BSP chief sees ‘good chances’ of quarter-point rate cut in April

Bangko Sentral ng Pilipinas (BSP) Governor Eli Remolona Jr. said there’s a “good chance” of a quarter-point interest rate cut in April, as inflation continues to ease while the peso becomes less and less of a problem for monetary authorities.
“Yes, there’s a good chance that we will cut by 25 basis points in April,” Remolona said in an interview with Bloomberg on Tuesday. He cited tame inflation and a less volatile peso that had reduced the need for the BSP to intervene in the spot foreign exchange market recently.
“We are on an easing cycle,” the BSP chief added.

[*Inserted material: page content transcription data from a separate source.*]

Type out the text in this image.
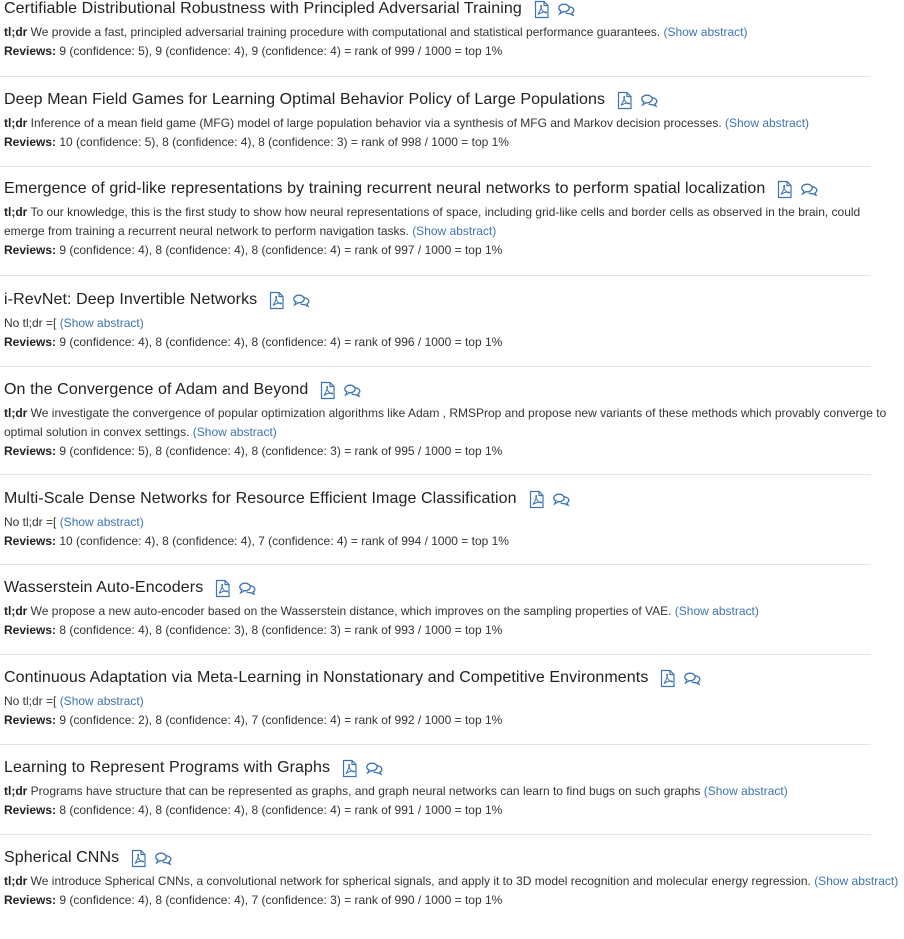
Certifiable Distributional Robustness with Principled Adversarial Training
tl;dr We provide a fast, principled adversarial training procedure with computational and statistical performance guarantees. (Show abstract)
Reviews: 9 (confidence: 5), 9 (confidence: 4), 9 (confidence: 4) = rank of 999 / 1000 = top 1%
Deep Mean Field Games for Learning Optimal Behavior Policy of Large Populations
tl;dr Inference of a mean field game (MFG) model of large population behavior via a synthesis of MFG and Markov decision processes. (Show abstract)
Reviews: 10 (confidence: 5), 8 (confidence: 4), 8 (confidence: 3) = rank of 998 / 1000 = top 1%
Emergence of grid-like representations by training recurrent neural networks to perform spatial localization
tl;dr To our knowledge, this is the first study to show how neural representations of space, including grid-like cells and border cells as observed in the brain, could emerge from training a recurrent neural network to perform navigation tasks. (Show abstract)
Reviews: 9 (confidence: 4), 8 (confidence: 4), 8 (confidence: 4) = rank of 997 / 1000 = top 1%
i-RevNet: Deep Invertible Networks
No tl;dr =[ (Show abstract)
Reviews: 9 (confidence: 4), 8 (confidence: 4), 8 (confidence: 4) = rank of 996 / 1000 = top 1%
On the Convergence of Adam and Beyond
tl;dr We investigate the convergence of popular optimization algorithms like Adam , RMSProp and propose new variants of these methods which provably converge to optimal solution in convex settings. (Show abstract)
Reviews: 9 (confidence: 5), 8 (confidence: 4), 8 (confidence: 3) = rank of 995 / 1000 = top 1%
Multi-Scale Dense Networks for Resource Efficient Image Classification
No tl;dr =[ (Show abstract)
Reviews: 10 (confidence: 4), 8 (confidence: 4), 7 (confidence: 4) = rank of 994 / 1000 = top 1%
Wasserstein Auto-Encoders
tl;dr We propose a new auto-encoder based on the Wasserstein distance, which improves on the sampling properties of VAE. (Show abstract)
Reviews: 8 (confidence: 4), 8 (confidence: 3), 8 (confidence: 3) = rank of 993 / 1000 = top 1%
Continuous Adaptation via Meta-Learning in Nonstationary and Competitive Environments
No tl;dr =[ (Show abstract)
Reviews: 9 (confidence: 2), 8 (confidence: 4), 7 (confidence: 4) = rank of 992 / 1000 = top 1%
Learning to Represent Programs with Graphs
tl;dr Programs have structure that can be represented as graphs, and graph neural networks can learn to find bugs on such graphs (Show abstract)
Reviews: 8 (confidence: 4), 8 (confidence: 4), 8 (confidence: 4) = rank of 991 / 1000 = top 1%
Spherical CNNs
tl;dr We introduce Spherical CNNs, a convolutional network for spherical signals, and apply it to 3D model recognition and molecular energy regression. (Show abstract)
Reviews: 9 (confidence: 4), 8 (confidence: 4), 7 (confidence: 3) = rank of 990 / 1000 = top 1%
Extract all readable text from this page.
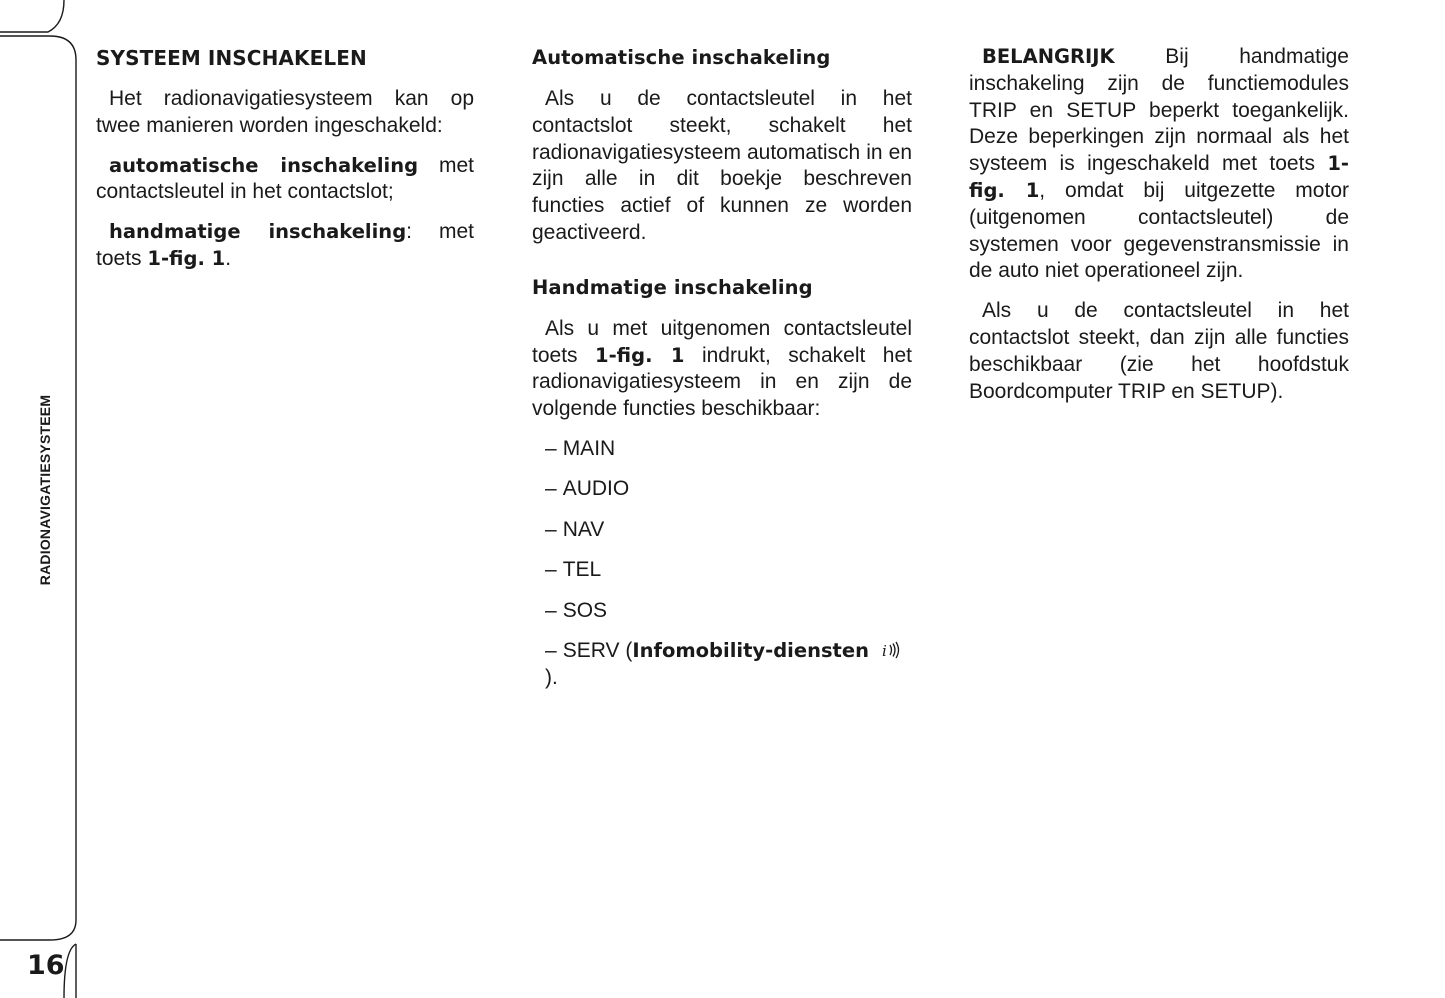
RADIONAVIGATIESYSTEEM
16
SYSTEEM INSCHAKELEN

Het radionavigatiesysteem kan op twee manieren worden ingeschakeld:

automatische inschakeling met contactsleutel in het contactslot;

handmatige inschakeling: met toets 1-fig. 1.

Automatische inschakeling

Als u de contactsleutel in het contactslot steekt, schakelt het radionavigatiesysteem automatisch in en zijn alle in dit boekje beschreven functies actief of kunnen ze worden geactiveerd.

Handmatige inschakeling

Als u met uitgenomen contactsleutel toets 1-fig. 1 indrukt, schakelt het radionavigatiesysteem in en zijn de volgende functies beschikbaar:

– MAIN
– AUDIO
– NAV
– TEL
– SOS
– SERV (Infomobility-diensten i
).

BELANGRIJK Bij handmatige inschakeling zijn de functiemodules TRIP en SETUP beperkt toegankelijk. Deze beperkingen zijn normaal als het systeem is ingeschakeld met toets 1-fig. 1, omdat bij uitgezette motor (uitgenomen contactsleutel) de systemen voor gegevenstransmissie in de auto niet operationeel zijn.

Als u de contactsleutel in het contactslot steekt, dan zijn alle functies beschikbaar (zie het hoofdstuk Boordcomputer TRIP en SETUP).
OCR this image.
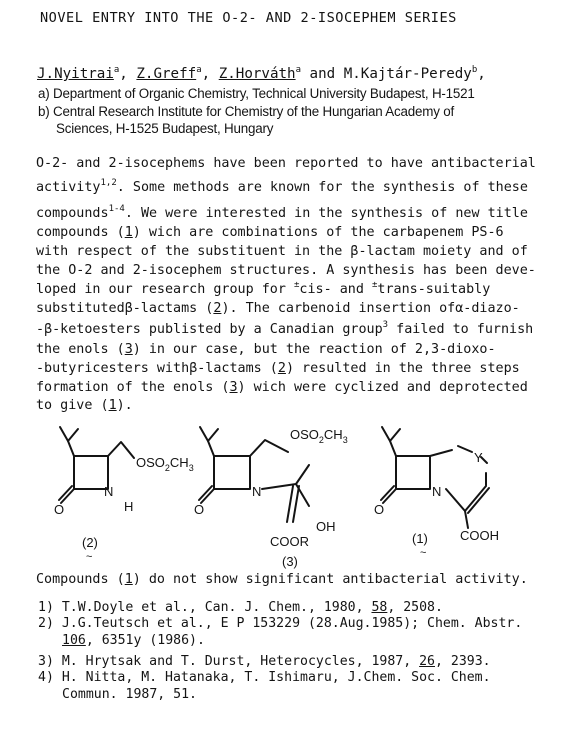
NOVEL ENTRY INTO THE O-2- AND 2-ISOCEPHEM SERIES
J.Nyitrai$^a$, Z.Greff$^a$, Z.Horváth$^a$ and M.Kajtár-Peredy$^b$,
a) Department of Organic Chemistry, Technical University Budapest, H-1521
b) Central Research Institute for Chemistry of the Hungarian Academy of
Sciences, H-1525 Budapest, Hungary
O-2- and 2-isocephems have been reported to have antibacterial
activity$^{1,2}$. Some methods are known for the synthesis of these
compounds$^{1-4}$. We were interested in the synthesis of new title
compounds (1) wich are combinations of the carbapenem PS-6
with respect of the substituent in the β-lactam moiety and of
the O-2 and 2-isocephem structures. A synthesis has been deve-
loped in our research group for ±cis- and ±trans-suitably
substitutedβ-lactams (2). The carbenoid insertion ofα-diazo-
-β-ketoesters publisted by a Canadian group$^3$ failed to furnish
the enols (3) in our case, but the reaction of 2,3-dioxo-
-butyricesters withβ-lactams (2) resulted in the three steps
formation of the enols (3) wich were cyclized and deprotected
to give (1).
$OSO_2CH_3$
O
N
H
(2)
~
$OSO_2CH_3$
O
N
OH
COOR
(3)
Y
O
N
COOH
(1)
~
Compounds (1) do not show significant antibacterial activity.
1) T.W.Doyle et al., Can. J. Chem., 1980, 58, 2508.
2) J.G.Teutsch et al., E P 153229 (28.Aug.1985); Chem. Abstr.
106, 6351y (1986).
3) M. Hrytsak and T. Durst, Heterocycles, 1987, 26, 2393.
4) H. Nitta, M. Hatanaka, T. Ishimaru, J.Chem. Soc. Chem.
Commun. 1987, 51.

Should the majority of the seven-member Monetary Board (MB) agree with Remolona, the Philippines would see the resumption of its “calibrated” rate-cutting cycle on April 10.
Back when the MB had held its first policy meeting for this year last February, the benchmark rate that banks typically use as a guide when pricing loans was kept at 5.75 percent, defying market expectations.
Remolona had admitted that the pause was not an easy decision for monetary authorities, who were very wary of uncertainties coming from a slew of tariff actions in the United States.
Instead, the BSP had decided to deliver another jumbo cut to the reserve requirement ratio (RRR) of banks, releasing over P300 billion in additional loanable funds to the country’s growing economy.
But after inflation posted a slower-than-expected print of 2.1 percent in February, many analysts believed that the BSP might resume cutting interest rates soon to support an economy that had grown below the government’s target last year.
In the same Bloomberg interview yesterday, Remolona said the RRR—currently at 5 percent for big banks—was still too high, suggesting that further cuts were possible.
But he explained that the BSP must carefully decide on the timing of the future RRR reductions to avoid flooding the economy with too much liquidity that can fan inflation.
“For us, this requirement is a distortionary measure so we’d like to reduce it to as low as zero,” Remolona said. “But we have to manage the liquidity implications of it.”